Organizations rely on threat intelligence from multiple sources to provide the widest visibility into unknown threats. Unfortunately, ingesting such high volumes of data leaves businesses struggling to aggregate, correlate, validate, and glean insights to share information and enforce protections across their networks. Wildfire quickly detects unknown threats, maintains shared intelligence from a global community, and automatically delivers protections to enforcement points in seconds, alleviating the manual tasks of reversing malware, sifting through large pools of data, and importing intelligence.
Conventional security models operate on the outdated assumption that everything inside an organization’s net- work can be trusted. These models are designed to protect the perimeter. Meanwhile, threats that get inside the net- work go unnoticed and are left free to compromise sensitive, valuable business data. In the digital world, trust is nothing but a vulnerability.
Zero Trust is a cybersecurity strategy that prevents data breaches. In Zero Trust, each step a user makes through the infrastructure must be validated and authenticated across all locations.
Our Next-Generation Firewalls directly align with Zero Trust, including enabling secure access for all users irrespective of location, inspecting all traffic, enforcing policies for least-privileged access control, and detecting and preventing advanced threats. This significantly reduces the pathways for adversaries, whether they are inside or outside your organization, to access your critical assets.
IT teams are stretched to the limit trying to manage today’s complex security deployments. Our Next-Generation Firewalls help by making it easy to manage security as well as visualize and interact with the data. Your administrators can manage individual firewalls through a full-featured, browser-based interface. Whether managing two firewalls or large-scale deployments, you can use management platform to obtain centralized visibility, edit security policies, and automate actions for all your firewalls in any form factor.
Role-based access control (RBAC), combined with pre- and post-rules, allows you to balance centralized supervision with the need for local policy editing and device configuration flexibility. The Application Command Center (ACC) and log management capabilities create a single pane of glass for actionable visibility across multiple devices, no matter where the devices are deployed. Additional support for standards-based tools, such as Simple Network Management Protocol (SNMP) and REST-based APIs, allows for easy integration with management tools you already use.

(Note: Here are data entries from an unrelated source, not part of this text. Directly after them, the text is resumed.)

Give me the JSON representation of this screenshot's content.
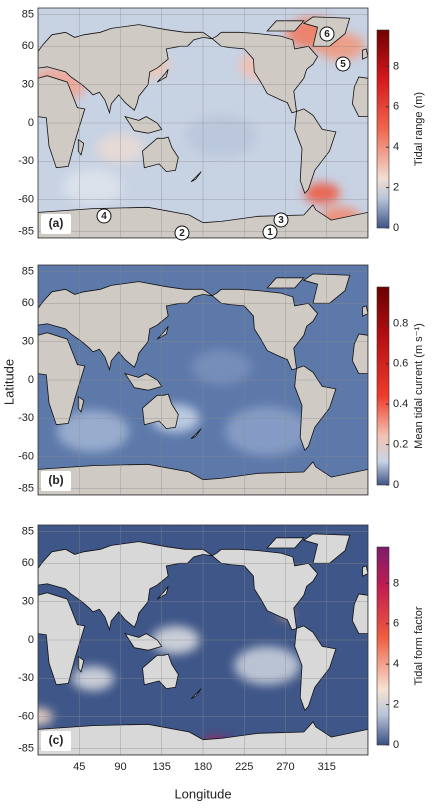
{
  "figure": {
    "y_axis_label": "Latitude",
    "x_axis_label": "Longitude",
    "xlim": [
      0,
      360
    ],
    "xticks": [
      45,
      90,
      135,
      180,
      225,
      270,
      315
    ],
    "ylim": [
      -90,
      90
    ],
    "yticks": [
      85,
      60,
      30,
      0,
      -30,
      -60,
      -85
    ]
  },
  "panels": [
    {
      "label": "(a)",
      "colorbar_label": "Tidal range (m)",
      "colorbar_range": [
        0,
        9.8
      ],
      "colorbar_ticks": [
        0,
        2,
        4,
        6,
        8
      ],
      "markers": [
        "1",
        "2",
        "3",
        "4",
        "5",
        "6"
      ]
    },
    {
      "label": "(b)",
      "colorbar_label": "Mean tidal current (m s⁻¹)",
      "colorbar_range": [
        0,
        0.98
      ],
      "colorbar_ticks": [
        0,
        0.2,
        0.4,
        0.6,
        0.8
      ]
    },
    {
      "label": "(c)",
      "colorbar_label": "Tidal form factor",
      "colorbar_range": [
        0,
        9.8
      ],
      "colorbar_ticks": [
        0,
        2,
        4,
        6,
        8
      ]
    }
  ]
}
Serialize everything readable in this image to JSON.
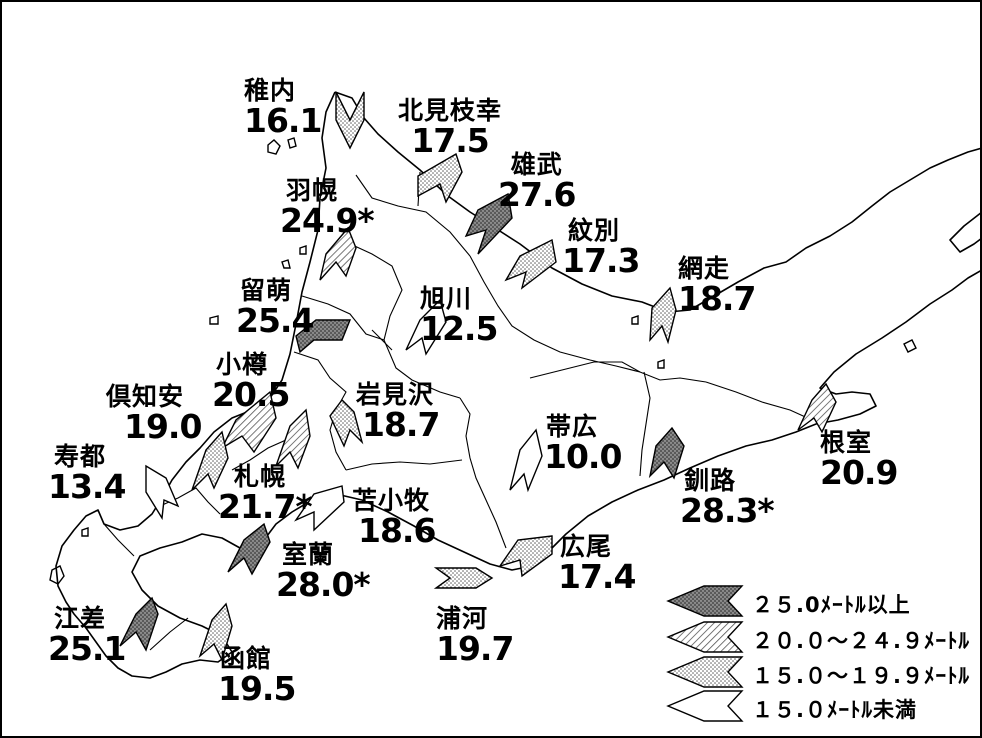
{
  "stations": [
    {
      "id": "wakkanai",
      "name": "稚内",
      "value": "16.1"
    },
    {
      "id": "kitamiesashi",
      "name": "北見枝幸",
      "value": "17.5"
    },
    {
      "id": "haboro",
      "name": "羽幌",
      "value": "24.9*"
    },
    {
      "id": "omu",
      "name": "雄武",
      "value": "27.6"
    },
    {
      "id": "monbetsu",
      "name": "紋別",
      "value": "17.3"
    },
    {
      "id": "abashiri",
      "name": "網走",
      "value": "18.7"
    },
    {
      "id": "rumoi",
      "name": "留萌",
      "value": "25.4"
    },
    {
      "id": "asahikawa",
      "name": "旭川",
      "value": "12.5"
    },
    {
      "id": "otaru",
      "name": "小樽",
      "value": "20.5"
    },
    {
      "id": "kutchan",
      "name": "倶知安",
      "value": "19.0"
    },
    {
      "id": "iwamizawa",
      "name": "岩見沢",
      "value": "18.7"
    },
    {
      "id": "nemuro",
      "name": "根室",
      "value": "20.9"
    },
    {
      "id": "obihiro",
      "name": "帯広",
      "value": "10.0"
    },
    {
      "id": "suttsu",
      "name": "寿都",
      "value": "13.4"
    },
    {
      "id": "sapporo",
      "name": "札幌",
      "value": "21.7*"
    },
    {
      "id": "tomakomai",
      "name": "苫小牧",
      "value": "18.6"
    },
    {
      "id": "kushiro",
      "name": "釧路",
      "value": "28.3*"
    },
    {
      "id": "muroran",
      "name": "室蘭",
      "value": "28.0*"
    },
    {
      "id": "hiroo",
      "name": "広尾",
      "value": "17.4"
    },
    {
      "id": "esashi",
      "name": "江差",
      "value": "25.1"
    },
    {
      "id": "urakawa",
      "name": "浦河",
      "value": "19.7"
    },
    {
      "id": "hakodate",
      "name": "函館",
      "value": "19.5"
    }
  ],
  "legend": [
    {
      "pattern": "dark",
      "label": "２５.0ﾒｰﾄﾙ以上"
    },
    {
      "pattern": "hatch",
      "label": "２０.０～２４.９ﾒｰﾄﾙ"
    },
    {
      "pattern": "dots",
      "label": "１５.０～１９.９ﾒｰﾄﾙ"
    },
    {
      "pattern": "white",
      "label": "１５.０ﾒｰﾄﾙ未満"
    }
  ],
  "patterns": {
    "dark": "#6e6e6e",
    "hatch": "#9a9a9a",
    "dots": "#b0b0b0",
    "white": "#ffffff",
    "stroke": "#000000"
  }
}
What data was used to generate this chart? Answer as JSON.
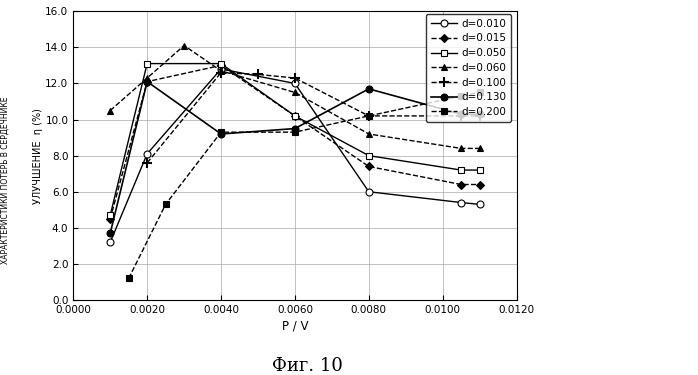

Protection against the evolving threat landscape often requires new security functions to be introduced Next-Generation Firewalls are built on a single-pass architecture, which offers predictable performance and native integration—features that cannot be attained by layering new capabilities on legacy architecture that still works on IP addresses, ports, and protocols. Our Next-Generation Firewalls perform full-stack, single-pass inspection of all traffic across all ports, providing complete context around the application, associated content, and user identity to form the basis of your security policy decisions. This architecture allows us to add innovative, new capabilities easily—as we’ve already done with WildFire and, more recently, IoT Security.